Monday, August 6, 2007 - 4:00 PM

COS 8-8: Are Black Swamp Snakes (Seminatrix pygaea) income or capital breeders? Experimental evidence using stable isotopes to unravel the timing of reproductive allocation

Christopher T. Winne, John D. Willson, Melissa A. Pilgrim, Christopher S. Romanek, and J. Whitfield Gibbons. University of Georgia, Savannah River Ecology Lab

In life history studies, a dichotomy is often drawn between “capital” and “income” reproductive allocation strategies, while recognizing that such alternatives may represent extremes of a continuum.
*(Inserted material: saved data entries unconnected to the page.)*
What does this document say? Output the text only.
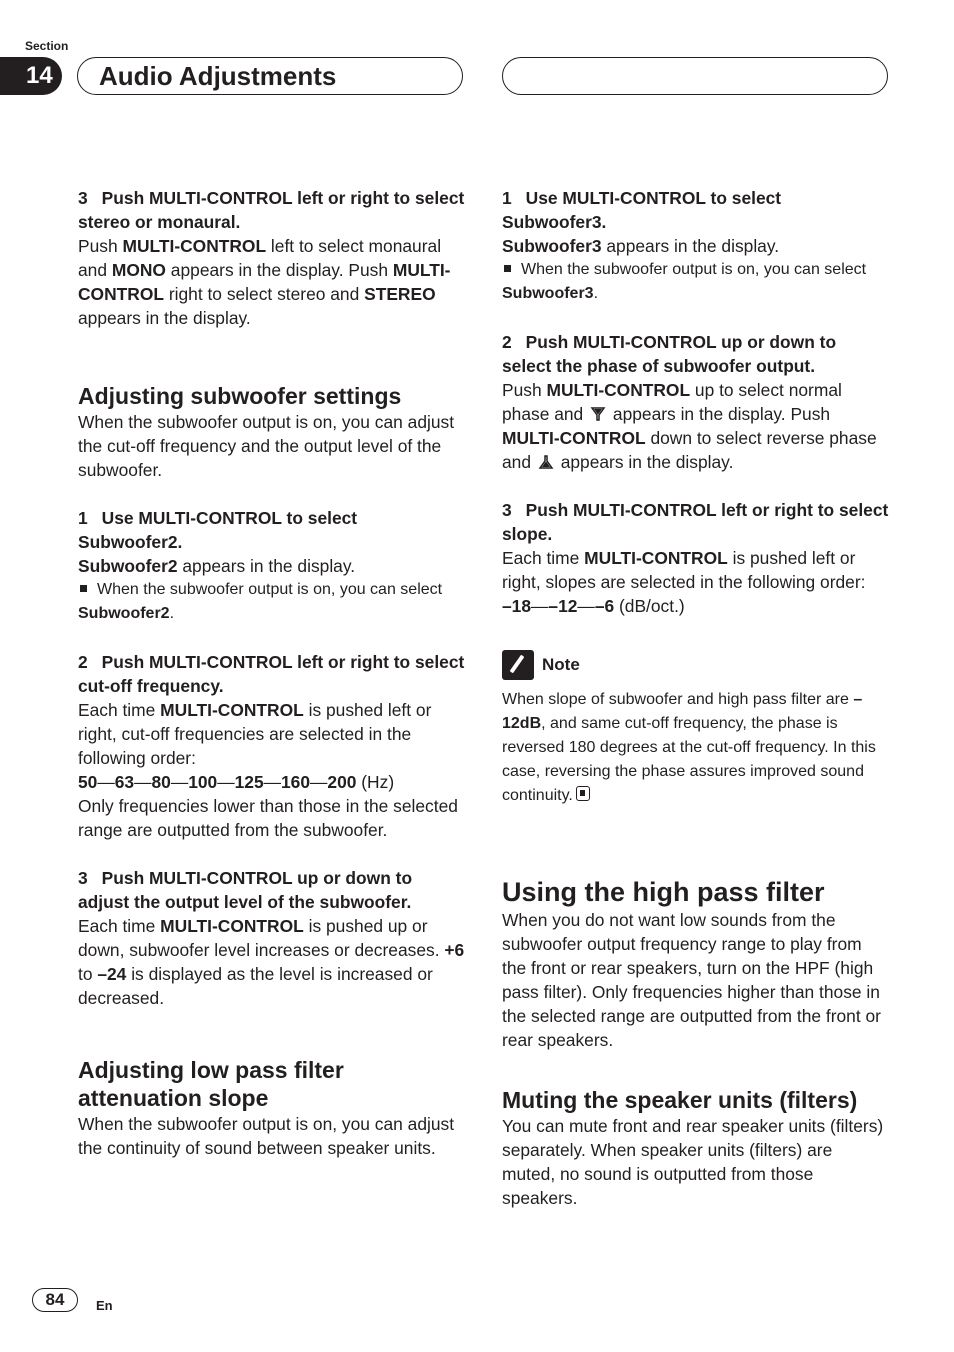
Section
14	Audio Adjustments

3 Push MULTI-CONTROL left or right to select stereo or monaural.

Push MULTI-CONTROL left to select monaural and MONO appears in the display. Push MULTI-CONTROL right to select stereo and STEREO appears in the display.

Adjusting subwoofer settings

When the subwoofer output is on, you can adjust the cut-off frequency and the output level of the subwoofer.

1 Use MULTI-CONTROL to select Subwoofer2.

Subwoofer2 appears in the display.

When the subwoofer output is on, you can select Subwoofer2.

2 Push MULTI-CONTROL left or right to select cut-off frequency.

Each time MULTI-CONTROL is pushed left or right, cut-off frequencies are selected in the following order:

50—63—80—100—125—160—200 (Hz)

Only frequencies lower than those in the selected range are outputted from the subwoofer.

3 Push MULTI-CONTROL up or down to adjust the output level of the subwoofer.

Each time MULTI-CONTROL is pushed up or down, subwoofer level increases or decreases. +6 to –24 is displayed as the level is increased or decreased.

Adjusting low pass filter attenuation slope

When the subwoofer output is on, you can adjust the continuity of sound between speaker units.

1 Use MULTI-CONTROL to select Subwoofer3.

Subwoofer3 appears in the display.

When the subwoofer output is on, you can select Subwoofer3.

2 Push MULTI-CONTROL up or down to select the phase of subwoofer output.

Push MULTI-CONTROL up to select normal phase and  appears in the display. Push MULTI-CONTROL down to select reverse phase and  appears in the display.

3 Push MULTI-CONTROL left or right to select slope.

Each time MULTI-CONTROL is pushed left or right, slopes are selected in the following order:

–18—–12—–6 (dB/oct.)

Note

When slope of subwoofer and high pass filter are –12dB, and same cut-off frequency, the phase is reversed 180 degrees at the cut-off frequency. In this case, reversing the phase assures improved sound continuity.

Using the high pass filter

When you do not want low sounds from the subwoofer output frequency range to play from the front or rear speakers, turn on the HPF (high pass filter). Only frequencies higher than those in the selected range are outputted from the front or rear speakers.

Muting the speaker units (filters)

You can mute front and rear speaker units (filters) separately. When speaker units (filters) are muted, no sound is outputted from those speakers.

84	En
For snakes, many species become anorexic during pregnancy, thereby limiting the potential for income breeding; thus, most snake studies suggest capital breeding as the predominate strategy. Recently, we documented that Black Swamp Snakes (Seminatrix pygaea) feed readily during pregnancy and we hypothesized that they used income breeding to fuel reproduction following prolonged drought-induced aestivation. Still, direct evidence of nutrient transfer from recently-ingested prey to offspring is largely nonexistent in snakes. Here, we manipulated the concentration of a naturally occurring stable isotope (15N) in prey items (Lumbricus terrestris) to test the hypothesis that S. pygaea transfer energy consumed during vitellogenesis and/or pregnancy to their offspring. The δ15N of our labeled prey (300.9 – 481.7 ‰) was significantly elevated above natural levels for S. pygaea (5.5 – 9.0 ‰) and their natural prey (4.0 – 6.7 ‰), providing an ideal tool for documenting income breeding. We offered pregnant S. pygaea prey items every 7-12 days from capture until parturition but altered the introduction of labeled prey among three treatment groups: control (unlabeled prey), early (labeled prey early in gestation), and late (labeled prey late in gestation). Our experiment provides direct evidence that S. pygaea can transfer 15N to offspring a minimum of 77 days prior to parturition, but probably not as late as 23 days prior to giving birth. Further, one female consumed labeled prey throughout gestation and displayed elevated 15N in maternal tissues, but failed to transfer incoming 15N to her offspring. Our experiment unequivocally demonstrates that S. pygaea can transfer income energy to offspring, but suggests that individual variation may exist in reproductive allocation strategy.